Wealth and employment creation are the outcome of success in investments, not simply the infusion of aid into our economies. Aid that is not synchronized effectively with investments and capital accumulation remains simply what it is : aid. Aid can help the state to develop the capacity to deliver certain services that improve the environment for private sector investments. For example, the Roads 2000 project in Kenya that is financed by the Swedish government can help build rural access roads that will make it easier for farmers to deliver their commodities to the market. With improved market access, farmers can be able, like the case of my mother that I referred to earlier, to create wealth and generate employment more successfully.

If we remain focused on wealth and employment creation as the foundation for rapid economic growth in Africa, then we shall be able to remove all kinds of cobwebs from our eyes and se our future more clearly. We shall then also be able to see why we need regional economic integration, and the vital role that infrastructure plays in this, as a way of fortifying the home market for enhancing wealth and employment creation. We shall also seek to reduce the transfer of our wealth to the OECD economies through such sinister processes as debt servicing for debts already more than over paid, tied aid and over valued technical assistance, unequal exchange in the international trade architecture and the continued pillage of our raw materials by multinationals as is currently happening in the Democratic Republic of Congo.

If indeed the OECD governments accept that the 21st century must be a world of global partnership so as to secure the century for all humanity—which we must—then all of us should revisit that speech that Secretary of State George Marshall gave at Harvard University in 1947 with regard to reconstruction and development in Europe after the Second World War. He called on the USA to grant Europe billions of dollars to reconstruct its battered economy, infrastructure and social services. Marshall feared that if this was not done, Europe would continue to be a threat to global peace and prosperity. But the European states had to be democratic, respect human rights and be properly managed.

I do not think that the devastation that Europe underwent during the Second World War is any greater than what Africa underwent from slavery, through colonialism to imperialist underdevelopment that has continued to bedevil us since the end of that War.
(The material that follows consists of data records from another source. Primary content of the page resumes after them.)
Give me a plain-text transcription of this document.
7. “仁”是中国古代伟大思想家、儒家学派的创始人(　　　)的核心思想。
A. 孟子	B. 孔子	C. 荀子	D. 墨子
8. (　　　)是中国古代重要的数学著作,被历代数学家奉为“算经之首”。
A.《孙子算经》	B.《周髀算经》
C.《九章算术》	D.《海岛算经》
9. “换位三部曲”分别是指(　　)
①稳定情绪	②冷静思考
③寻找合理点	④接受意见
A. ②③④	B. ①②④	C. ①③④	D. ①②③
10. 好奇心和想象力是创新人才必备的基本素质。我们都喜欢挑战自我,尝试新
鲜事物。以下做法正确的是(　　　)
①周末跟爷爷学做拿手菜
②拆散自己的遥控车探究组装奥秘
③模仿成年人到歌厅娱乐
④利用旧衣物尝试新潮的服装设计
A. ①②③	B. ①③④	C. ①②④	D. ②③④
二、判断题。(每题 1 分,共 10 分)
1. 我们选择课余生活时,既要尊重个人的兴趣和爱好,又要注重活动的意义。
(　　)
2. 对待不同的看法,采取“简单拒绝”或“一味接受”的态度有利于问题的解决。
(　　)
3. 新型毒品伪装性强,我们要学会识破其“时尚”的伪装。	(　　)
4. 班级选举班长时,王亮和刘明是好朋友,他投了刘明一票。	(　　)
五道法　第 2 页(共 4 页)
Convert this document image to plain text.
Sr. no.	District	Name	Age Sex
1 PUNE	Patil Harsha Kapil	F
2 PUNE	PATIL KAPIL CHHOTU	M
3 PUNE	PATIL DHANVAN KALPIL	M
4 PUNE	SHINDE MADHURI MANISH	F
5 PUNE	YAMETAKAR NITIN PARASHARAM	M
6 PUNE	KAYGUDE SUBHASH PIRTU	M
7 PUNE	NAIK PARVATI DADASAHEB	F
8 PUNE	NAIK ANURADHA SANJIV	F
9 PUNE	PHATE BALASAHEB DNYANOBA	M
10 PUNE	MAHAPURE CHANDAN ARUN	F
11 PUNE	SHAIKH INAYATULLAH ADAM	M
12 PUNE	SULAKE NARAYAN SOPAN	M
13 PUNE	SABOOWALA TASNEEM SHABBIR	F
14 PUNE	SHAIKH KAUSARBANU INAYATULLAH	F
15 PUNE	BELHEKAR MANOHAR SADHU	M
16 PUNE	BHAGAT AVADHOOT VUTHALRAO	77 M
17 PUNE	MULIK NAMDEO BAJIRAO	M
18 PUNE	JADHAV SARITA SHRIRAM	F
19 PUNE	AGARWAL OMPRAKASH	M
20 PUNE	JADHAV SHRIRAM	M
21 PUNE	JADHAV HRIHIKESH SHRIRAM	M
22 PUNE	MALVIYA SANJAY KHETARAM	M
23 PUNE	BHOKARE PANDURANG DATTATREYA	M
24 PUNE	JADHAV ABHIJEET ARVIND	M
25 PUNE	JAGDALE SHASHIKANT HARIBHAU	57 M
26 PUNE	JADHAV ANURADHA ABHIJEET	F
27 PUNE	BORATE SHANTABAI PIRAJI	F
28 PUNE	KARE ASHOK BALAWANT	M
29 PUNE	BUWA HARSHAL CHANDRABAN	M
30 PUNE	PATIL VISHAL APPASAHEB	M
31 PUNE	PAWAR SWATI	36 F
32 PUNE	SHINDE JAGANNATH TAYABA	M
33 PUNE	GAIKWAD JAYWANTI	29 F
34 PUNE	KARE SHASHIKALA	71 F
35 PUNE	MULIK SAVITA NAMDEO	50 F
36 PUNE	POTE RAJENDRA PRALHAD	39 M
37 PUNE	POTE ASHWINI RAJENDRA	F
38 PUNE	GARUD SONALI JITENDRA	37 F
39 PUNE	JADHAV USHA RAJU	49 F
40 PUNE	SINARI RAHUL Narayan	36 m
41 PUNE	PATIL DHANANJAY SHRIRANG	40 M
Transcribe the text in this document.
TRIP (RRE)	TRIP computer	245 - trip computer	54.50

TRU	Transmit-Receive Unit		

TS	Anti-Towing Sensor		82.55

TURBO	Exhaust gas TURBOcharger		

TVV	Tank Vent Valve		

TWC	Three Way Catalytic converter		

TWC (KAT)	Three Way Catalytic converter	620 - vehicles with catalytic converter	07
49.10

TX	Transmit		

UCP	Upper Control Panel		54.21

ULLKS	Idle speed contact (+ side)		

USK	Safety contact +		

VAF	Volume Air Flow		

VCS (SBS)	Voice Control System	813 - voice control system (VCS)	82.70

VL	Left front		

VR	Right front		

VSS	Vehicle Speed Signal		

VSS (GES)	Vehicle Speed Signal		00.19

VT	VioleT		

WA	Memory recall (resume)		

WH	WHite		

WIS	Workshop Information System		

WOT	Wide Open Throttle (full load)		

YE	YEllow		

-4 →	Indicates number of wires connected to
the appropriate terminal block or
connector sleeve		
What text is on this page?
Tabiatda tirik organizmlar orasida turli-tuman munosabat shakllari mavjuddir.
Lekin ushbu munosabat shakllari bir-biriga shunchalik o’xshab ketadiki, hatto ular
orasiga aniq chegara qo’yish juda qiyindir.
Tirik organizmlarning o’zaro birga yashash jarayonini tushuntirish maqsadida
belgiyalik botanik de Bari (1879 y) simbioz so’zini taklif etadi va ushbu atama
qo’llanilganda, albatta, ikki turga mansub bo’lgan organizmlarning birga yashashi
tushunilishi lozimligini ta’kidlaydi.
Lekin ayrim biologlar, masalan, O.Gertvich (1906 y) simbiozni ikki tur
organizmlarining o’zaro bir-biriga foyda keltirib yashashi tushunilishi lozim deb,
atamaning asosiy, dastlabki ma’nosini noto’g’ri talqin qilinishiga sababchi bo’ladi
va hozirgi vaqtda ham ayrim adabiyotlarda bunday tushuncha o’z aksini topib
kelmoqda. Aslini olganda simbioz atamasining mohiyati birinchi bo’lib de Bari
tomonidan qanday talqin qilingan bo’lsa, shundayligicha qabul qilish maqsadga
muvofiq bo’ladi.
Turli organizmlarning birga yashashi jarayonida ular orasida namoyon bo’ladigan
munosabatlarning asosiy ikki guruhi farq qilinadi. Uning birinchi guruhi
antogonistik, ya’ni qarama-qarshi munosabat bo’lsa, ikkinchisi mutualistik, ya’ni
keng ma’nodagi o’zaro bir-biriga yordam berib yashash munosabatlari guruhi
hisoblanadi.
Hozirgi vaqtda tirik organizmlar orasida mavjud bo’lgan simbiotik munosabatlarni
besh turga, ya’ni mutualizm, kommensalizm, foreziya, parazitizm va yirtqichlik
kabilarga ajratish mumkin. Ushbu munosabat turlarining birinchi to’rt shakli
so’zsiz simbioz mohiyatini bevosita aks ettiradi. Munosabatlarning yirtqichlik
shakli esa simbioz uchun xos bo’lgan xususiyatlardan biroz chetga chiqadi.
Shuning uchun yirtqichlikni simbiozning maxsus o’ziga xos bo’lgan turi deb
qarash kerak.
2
Chancellor Gordon Brown seems to have reconciled himself to this historical reality, and has rightly called for Africa’s Marshall Plan (or should we call it “Gordon Plan”) if indeed the OECD has to graduate from giving Africa inconsequential aid to joining Africa in a massive onslaught to eradicate poverty in our lifetime.

These, I would hasten to add, are issues that we cannot ignore when we are talking about wealth creation and development in Africa. But once more, let not our deliberations be ritualistic; let them be aimed at feeding into our concrete politics of development and the concrete “action plans” that we shall recommend to our governments, private sector and well meaning development partners.

Thank you ladies and gentlemen.

Hon. Prof. Peter Anyang' Nyong’o, EGH, MP, serves as Kenya's Minister For Planning & National Development.